Logo, se este texto não representa somente um desejo de que o PS perca as eleições, a Direita governe em Maioria (e vai ver a diferença que isso faz em relação ao PS, vide o discurso de Rio na discussão do OE, como Costa bem fez o favor de lembrar) e o PS seja posteriormente tomado pela sua ala esquerda (se ela existe), sugiro pois que BE e PCP-PEV se coliguem e apresentem um programa detalhado daquilo que propõem aos Portugueses de modo a alcançar os objectivos que enunciou na sua resposta ao José e procurem ultrapassar o PS em número de votos e de mandatos, para que possam aplicar o vosso programa, em lugar de discutir medidas com o PS que são meros complementos ao seu programa, como de 2015 para cá...
Com estas declarações sobre o que "o PS não aceita", Santos Silva - ministro de Costa e ex-ministro de Sócrates e Guterres - confirma que não mudou: é o mesmo Santos Silva que, nos tempos do governo Sócrates, se gabou de gostar especialmente de "malhar" nos partidos à esquerda do PS. Agora, anuncia que não quer que esses partidos possam ter influência real na governação, tirando partido da necessidade do seu voto na AR para a viabilização dos orçamentos de estado do Governo PS.

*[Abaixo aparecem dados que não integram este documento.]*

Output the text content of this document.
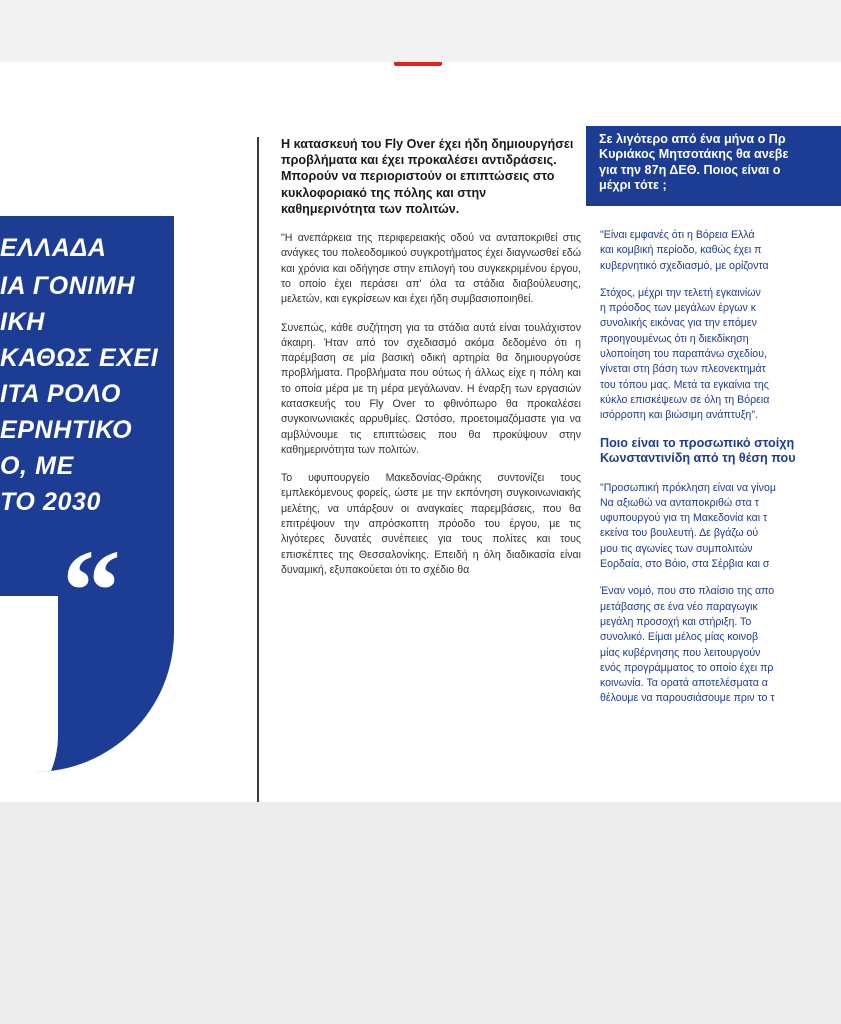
ΕΛΛΑΔΑ

ΙΑ ΓΟΝΙΜΗ

ΙΚΗ

ΚΑΘΩΣ ΕΧΕΙ

ΙΤΑ ΡΟΛΟ

ΕΡΝΗΤΙΚΟ

Ο, ΜΕ

ΤΟ 2030

“

Η κατασκευή του Fly Over έχει ήδη δημιουργήσει προβλήματα και έχει προκαλέσει αντιδράσεις. Μπορούν να περιοριστούν οι επιπτώσεις στο κυκλοφοριακό της πόλης και στην καθημερινότητα των πολιτών.

"Η ανεπάρκεια της περιφερειακής οδού να ανταποκριθεί στις ανάγκες του πολεοδομικού συγκροτήματος έχει διαγνωσθεί εδώ και χρόνια και οδήγησε στην επιλογή του συγκεκριμένου έργου, το οποίο έχει περάσει απ' όλα τα στάδια διαβούλευσης, μελετών, και εγκρίσεων και έχει ήδη συμβασιοποιηθεί.

Συνεπώς, κάθε συζήτηση για τα στάδια αυτά είναι τουλάχιστον άκαιρη. Ήταν από τον σχεδιασμό ακόμα δεδομένο ότι η παρέμβαση σε μία βασική οδική αρτηρία θα δημιουργούσε προβλήματα. Προβλήματα που ούτως ή άλλως είχε η πόλη και το οποία μέρα με τη μέρα μεγάλωναν. Η έναρξη των εργασιών κατασκευής του Fly Over το φθινόπωρο θα προκαλέσει συγκοινωνιακές αρρυθμίες. Ωστόσο, προετοιμαζόμαστε για να αμβλύνουμε τις επιπτώσεις που θα προκύψουν στην καθημερινότητα των πολιτών.

Το υφυπουργείο Μακεδονίας-Θράκης συντονίζει τους εμπλεκόμενους φορείς, ώστε με την εκπόνηση συγκοινωνιακής μελέτης, να υπάρξουν οι αναγκαίες παρεμβάσεις, που θα επιτρέψουν την απρόσκοπτη πρόοδο του έργου, με τις λιγότερες δυνατές συνέπειες για τους πολίτες και τους επισκέπτες της Θεσσαλονίκης. Επειδή η όλη διαδικασία είναι δυναμική, εξυπακούεται ότι το σχέδιο θα

Σε λιγότερο από ένα μήνα ο Πρ
Κυριάκος Μητσοτάκης θα ανεβε
για την 87η ΔΕΘ. Ποιος είναι ο
μέχρι τότε ;

"Είναι εμφανές ότι η Βόρεια Ελλά
και κομβική περίοδο, καθώς έχει π
κυβερνητικό σχεδιασμό, με ορίζοντα

Στόχος, μέχρι την τελετή εγκαινίων
η πρόοδος των μεγάλων έργων κ
συνολικής εικόνας για την επόμεν
προηγουμένως ότι η διεκδίκηση
υλοποίηση του παραπάνω σχεδίου,
γίνεται στη βάση των πλεονεκτημάτ
του τόπου μας. Μετά τα εγκαίνια της
κύκλο επισκέψεων σε όλη τη Βόρεια
ισόρροπη και βιώσιμη ανάπτυξη".

Ποιο είναι το προσωπικό στοίχη
Κωνσταντινίδη από τη θέση που

"Προσωπική πρόκληση είναι να γίνομ
Να αξιωθώ να ανταποκριθώ στα τ
υφυπουργού για τη Μακεδονία και τ
εκείνα του βουλευτή. Δε βγάζω ού
μου τις αγωνίες των συμπολιτών
Εορδαία, στο Βόιο, στα Σέρβια και σ

Έναν νομό, που στο πλαίσιο της απο
μετάβασης σε ένα νέο παραγωγικ
μεγάλη προσοχή και στήριξη. Το
συνολικό. Είμαι μέλος μίας κοινοβ
μίας κυβέρνησης που λειτουργούν
ενός προγράμματος το οποίο έχει πρ
κοινωνία. Τα ορατά αποτελέσματα α
θέλουμε να παρουσιάσουμε πριν το τ
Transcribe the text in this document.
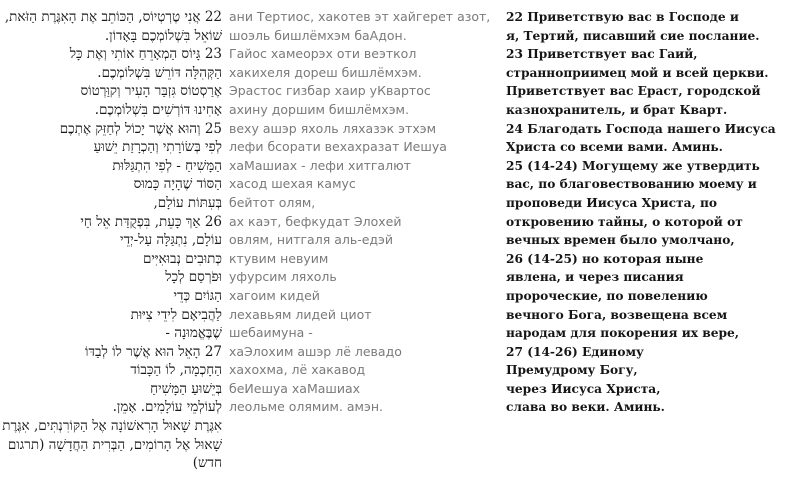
22 אֲנִי טֶרְטְיוֹס, הַכּוֹתֵב אֶת הָאִגֶּרֶת הַזֹּאת,
שׁוֹאֵל בִּשְׁלוֹמְכֶם בָּאָדוֹן.
23 גָּיוֹס הַמְאָרֵחַ אוֹתִי וְאֶת כָּל
הַקְּהִלָּה דּוֹרֵשׁ בִּשְׁלוֹמְכֶם.
אֶרַסְטוֹס גִּזְבַּר הָעִיר וְקוַּרְטוֹס
אָחִינוּ דּוֹרְשִׁים בִּשְׁלוֹמְכֶם.
25 וְהוּא אֲשֶׁר יָכוֹל לְחַזֵּק אֶתְכֶם
לְפִי בְּשׂוֹרָתִי וְהַכְרָזַת יֵשׁוּעַ
הַמָּשִׁיחַ - לְפִי הִתְגַּלּוּת
הַסּוֹד שֶׁהָיָה כָּמוּס
בְּעִתּוֹת עוֹלָם,
26 אַךְ כָּעֵת, בִּפְקֻדַּת אֵל חַי
עוֹלָם, נִתְגַּלָּה עַל-יְדֵי
כְּתוּבִים נְבוּאִיִּים
וּפֹרְסַם לְכָל
הַגּוֹיִם כְּדֵי
לַהֲבִיאָם לִידֵי צִיּוּת
שֶׁבֶּאֱמוּנָה -
27 הָאֵל הוּא אֲשֶׁר לוֹ לְבַדּוֹ
הַחָכְמָה, לוֹ הַכָּבוֹד
בְּיֵשׁוּעַ הַמָּשִׁיחַ
לְעוֹלְמֵי עוֹלָמִים. אָמֵן.
אִגֶּרֶת שָׁאוּל הָרִאשׁוֹנָה אֶל הַקּוֹרִנְתִּים, אִגֶּרֶת
שָׁאוּל אֶל הָרוֹמִים, הַבְּרִית הַחֲדָשָׁה (תרגום
חדש)
ани Тертиос, хакотев эт хайгерет азот,
шоэль бишлёмхэм баАдон.
Гайос хамеорэх оти веэткол
хакихеля дореш бишлёмхэм.
Эрастос гизбар хаир уКвартос
ахину доршим бишлёмхэм.
веху ашэр яхоль ляхазэк этхэм
лефи бсорати вехахразат Иешуа
хаМашиах - лефи хитгалют
хасод шехая камус
бейтот олям,
ах каэт, бефкудат Элохей
овлям, нитгаля аль-едэй
ктувим невуим
уфурсим ляхоль
хагоим кидей
лехавьям лидей циот
шебаимуна -
хаЭлохим ашэр лё левадо
хахохма, лё хакавод
беИешуа хаМашиах
леольме олямим. амэн.
22 Приветствую вас в Господе и
я, Тертий, писавший сие послание.
23 Приветствует вас Гаий,
странноприимец мой и всей церкви.
Приветствует вас Ераст, городской
казнохранитель, и брат Кварт.
24 Благодать Господа нашего Иисуса
Христа со всеми вами. Аминь.
25 (14-24) Могущему же утвердить
вас, по благовествованию моему и
проповеди Иисуса Христа, по
откровению тайны, о которой от
вечных времен было умолчано,
26 (14-25) но которая ныне
явлена, и через писания
пророческие, по повелению
вечного Бога, возвещена всем
народам для покорения их вере,
27 (14-26) Единому
Премудрому Богу,
через Иисуса Христа,
слава во веки. Аминь.
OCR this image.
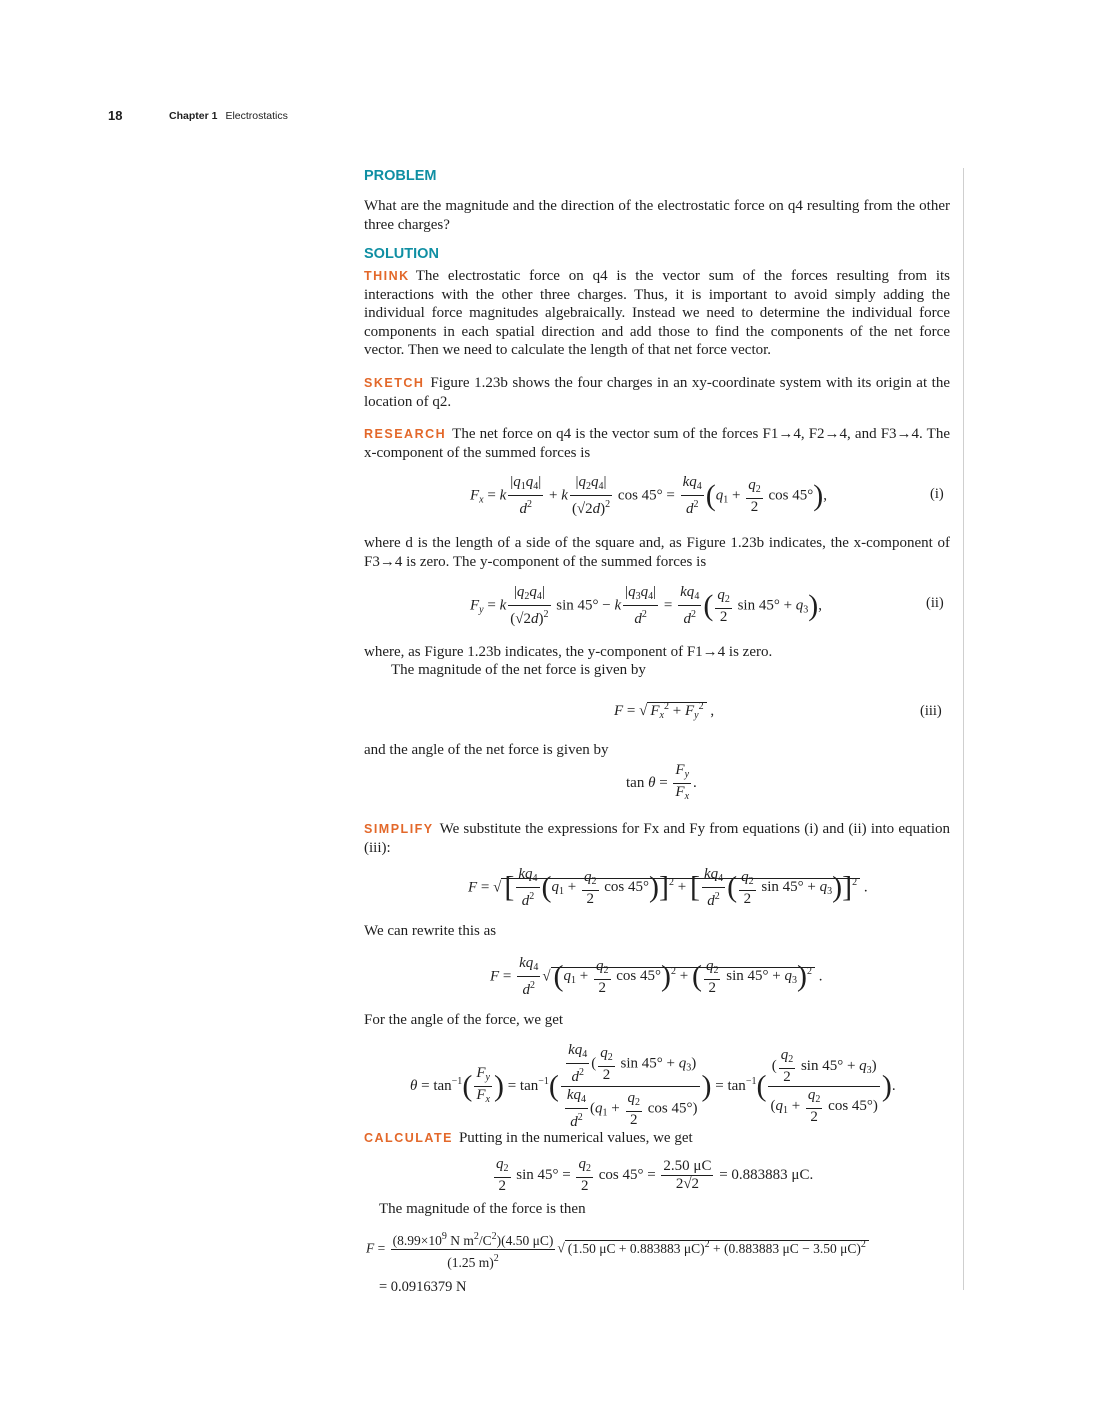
18	Chapter 1 Electrostatics
PROBLEM
What are the magnitude and the direction of the electrostatic force on q4 resulting from the other three charges?
SOLUTION
THINK The electrostatic force on q4 is the vector sum of the forces resulting from its interactions with the other three charges. Thus, it is important to avoid simply adding the individual force magnitudes algebraically. Instead we need to determine the individual force components in each spatial direction and add those to find the components of the net force vector. Then we need to calculate the length of that net force vector.
SKETCH Figure 1.23b shows the four charges in an xy-coordinate system with its origin at the location of q2.
RESEARCH The net force on q4 is the vector sum of the forces F1→4, F2→4, and F3→4. The x-component of the summed forces is
$F_x = k \frac{|q_1q_4|}{d^2} + k \frac{|q_2q_4|}{(√2d)^2}$ $\cos 45^\circ = \frac{kq_4}{d^2} (q_1 + \frac{q_2}{2}$ cos 45°),	(i)
where d is the length of a side of the square and, as Figure 1.23b indicates, the x-component of F3→4 is zero. The y-component of the summed forces is
$F_y = k \frac{|q_2q_4|}{(√2d)^2}$ sin 45° − k $\frac{|q_3q_4|}{d^2} = \frac{kq_4}{d^2}$ ( $\frac{q_2}{2}$ $\sin 45^\circ + q_3$),	(ii)
where, as Figure 1.23b indicates, the y-component of F1→4 is zero.
The magnitude of the net force is given by
F = √ $F_x^2 + F_y^2$ ,	(iii)
and the angle of the net force is given by
$\tan \theta = \frac{F_y}{F_x}$ .
SIMPLIFY We substitute the expressions for Fx and Fy from equations (i) and (ii) into equation (iii):
F = √ [ $\frac{kq_4}{d^2} (q_1 + \frac{q_2}{2}$ cos 45°)]$^2$ + [ $\frac{kq_4}{d^2}$ ( $\frac{q_2}{2}$ $\sin 45^\circ + q_3)]^2$ .
We can rewrite this as
$F = \frac{kq_4}{d^2}$ √ ($q_1 + \frac{q_2}{2}$ $\cos 45^\circ)^2$ + ( $\frac{q_2}{2}$ $\sin 45^\circ + q_3)^2$ .
For the angle of the force, we get
$\theta = \tan^{-1}( \frac{F_y}{F_x}$ ) = $\tan^{-1}( \frac{\frac{kq_4}{d^2} ( \frac{q_2}{2} \sin 45^\circ + q_3)}{\frac{kq_4}{d^2} (q_1 + \frac{q_2}{2} \cos 45^\circ)}$ ) = $\tan^{-1}( \frac{( \frac{q_2}{2} \sin 45^\circ + q_3)}{(q_1 + \frac{q_2}{2} \cos 45^\circ)}$ ).
CALCULATE Putting in the numerical values, we get
$\frac{q_2}{2}$ $\sin 45^\circ = \frac{q_2}{2}$ $\cos 45^\circ = \frac{2.50 \mu C}{2√2} = 0.883883$ μC.
The magnitude of the force is then
$F = \frac{(8.99\times 10^9 N m^2/C^2)(4.50 \mu C)}{(1.25 m)^2}$ √ (1.50 μC + 0.883883 μC)$^2$ + (0.883883 μC − 3.50 μC)$^2$
= 0.0916379 N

ResponderEliminarLamento muito, mas não há grande diferença entre o que Santos Silva quer e o que Costa quer - as direcções de PCP, BE e PEV não alimentam ilusões quanto a isto. O que explica a forma como o PS tentou conduzir as negociações do OE2022 e o subsequente chumbo. Parabéns ao PCP por ter votado contra logo a 27 de Outubro, contrariando as expectativas da geringonça Costa-Marcelo (e não só), que apontavam para um chumbo no dia 25 de Novembros (!), depois de uma desesperada e estéril discussão na especialidade, com grandes greves e manifestações, entretanto anunciadas, como pano de fundo. A antecipação do chumbo (cerca de um mês) deixou a direita tradicional, com congressos à vista, em estado de sítio...
O problema de Costa é que só poderá concretizar o que quer se o PS conseguir chegar a uma maioria absoluta (sozinho ou em conjunto com o PAN e/ou o Livre) nas próximas eleições legislativas. Não é muito provável.